The Economics of Mental Health and COVID-19
As the COVID-19 pandemic continues to take a heavy toll on us, with rising numbers of infected and dead, front-line healthcare workers keep on bearing the brunt of the outbreak with the long-term effects slowly beginning to become apparent. How do we find a balance between the mental trauma of dealing with the outbreak and the economic ramifications of an economy in tatters in the immediate aftermath?
In diagnosing the devastating toll that the pandemic has taken on our healthcare workers, we identify the mental health aspect first, chiefly because these challenges are already becoming apparent among the physicians and nurses facing this disease on the front lines. Concerning rates of insomnia, depression, and stress have been reported as these angels of mercy grapple with an invisible enemy, relentless in its march.
Many foresee endemic cases of PTSD afflicting healthcare workers in the wake of this crisis as they face impossible situations on a daily basis. Limited access to Personal Protective Equipment (PPE), scarce resources, and an increasing casualty rate only adds to a volatile cocktail of mental health challenges. The increasing risk of physician burnout is already taking a debilitating toll among health workers not to mention the invasive fear of infecting loved ones back home. Social distancing requirements, long hours of service, and a feeling of everybody relying on them to succeed means that many of these people are not seeking or getting the support and help that they need.
As we consider the mental health repercussions, what of the impending economic ramifications of this massive social upheaval? Already, thousands of healthcare workers in California have been furloughed or selflessly taken pay cuts – an incredible notion considering that they are the ones most at risk in bravely fighting off this outbreak.
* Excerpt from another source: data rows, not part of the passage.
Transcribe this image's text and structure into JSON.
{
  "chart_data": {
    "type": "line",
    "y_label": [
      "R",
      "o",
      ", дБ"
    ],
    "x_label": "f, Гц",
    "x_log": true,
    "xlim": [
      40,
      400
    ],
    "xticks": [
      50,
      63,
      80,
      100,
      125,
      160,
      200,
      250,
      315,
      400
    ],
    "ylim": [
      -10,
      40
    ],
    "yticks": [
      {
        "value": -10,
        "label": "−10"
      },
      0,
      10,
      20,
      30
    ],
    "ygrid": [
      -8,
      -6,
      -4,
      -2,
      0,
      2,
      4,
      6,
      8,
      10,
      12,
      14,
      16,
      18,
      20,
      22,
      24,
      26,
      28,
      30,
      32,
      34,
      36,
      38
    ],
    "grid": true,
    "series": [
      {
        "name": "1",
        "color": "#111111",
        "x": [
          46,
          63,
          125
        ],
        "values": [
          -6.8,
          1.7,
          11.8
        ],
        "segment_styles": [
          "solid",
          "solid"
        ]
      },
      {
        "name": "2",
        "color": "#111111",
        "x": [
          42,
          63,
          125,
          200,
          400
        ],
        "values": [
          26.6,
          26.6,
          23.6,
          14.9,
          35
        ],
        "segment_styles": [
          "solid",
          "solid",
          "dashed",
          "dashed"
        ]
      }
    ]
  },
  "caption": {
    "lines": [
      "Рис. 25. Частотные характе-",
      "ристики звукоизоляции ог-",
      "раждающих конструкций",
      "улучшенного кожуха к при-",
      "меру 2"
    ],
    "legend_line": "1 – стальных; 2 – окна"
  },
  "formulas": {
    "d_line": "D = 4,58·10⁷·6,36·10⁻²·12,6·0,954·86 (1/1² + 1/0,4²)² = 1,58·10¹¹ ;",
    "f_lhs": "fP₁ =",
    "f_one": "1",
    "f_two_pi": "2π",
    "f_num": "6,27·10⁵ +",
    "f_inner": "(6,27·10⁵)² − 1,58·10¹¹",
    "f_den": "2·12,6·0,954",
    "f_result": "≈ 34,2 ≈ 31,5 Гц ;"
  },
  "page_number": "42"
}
Yes, the pandemic will come to an end and yes, we will laud our healthcare workers as the heroes that they are once we have overcome the outbreak. But we will then be faced with a seemingly impossible challenge in the aftermath – repairing a broken economy. Layoffs and closures will be felt by all, sparing nobody, least of all the healthcare industry. As hospitals and state health departments deplete their cash reserves to secure PPE and ventilators in battling the endless wave of infections, will there be anything left to keep those who have risked their lives employed? This unimaginable situation is shaping up as a real possibility, only adding to the stress and concern faced by these people already jeopardizing their own wellbeing.
This double mental health and economic blow are sure to be felt for years to come. Previous crises have exposed alarming statistics in long-term PTSD, suicides, and damaging effects in the home. A generation from now, these self-same healthcare workers will be haunted by the challenges and trauma faced today, even more so if they have nothing to show for their sacrifice in losing their jobs.
We cannot make the same mistakes as previously seen in forsaking returning war veterans. The healthcare workers of 2020 are cut from the same cloth as the armed forces. Both are men and women risking their lives every day, keeping the people of this country safe. There is help out there. If soldiers can get the assistance that they need in overcoming their trauma, so too must we avail this support to our physicians and nurses.
But we also need to start looking into long-term solutions – fast. Social policy must be formulated to build support structures now, both on the economic and mental healthcare fronts. If we lose those who are giving everything now to stave off the COVID-19 pandemic, how can we ask them to stand on the front-lines once again when the next crisis comes around?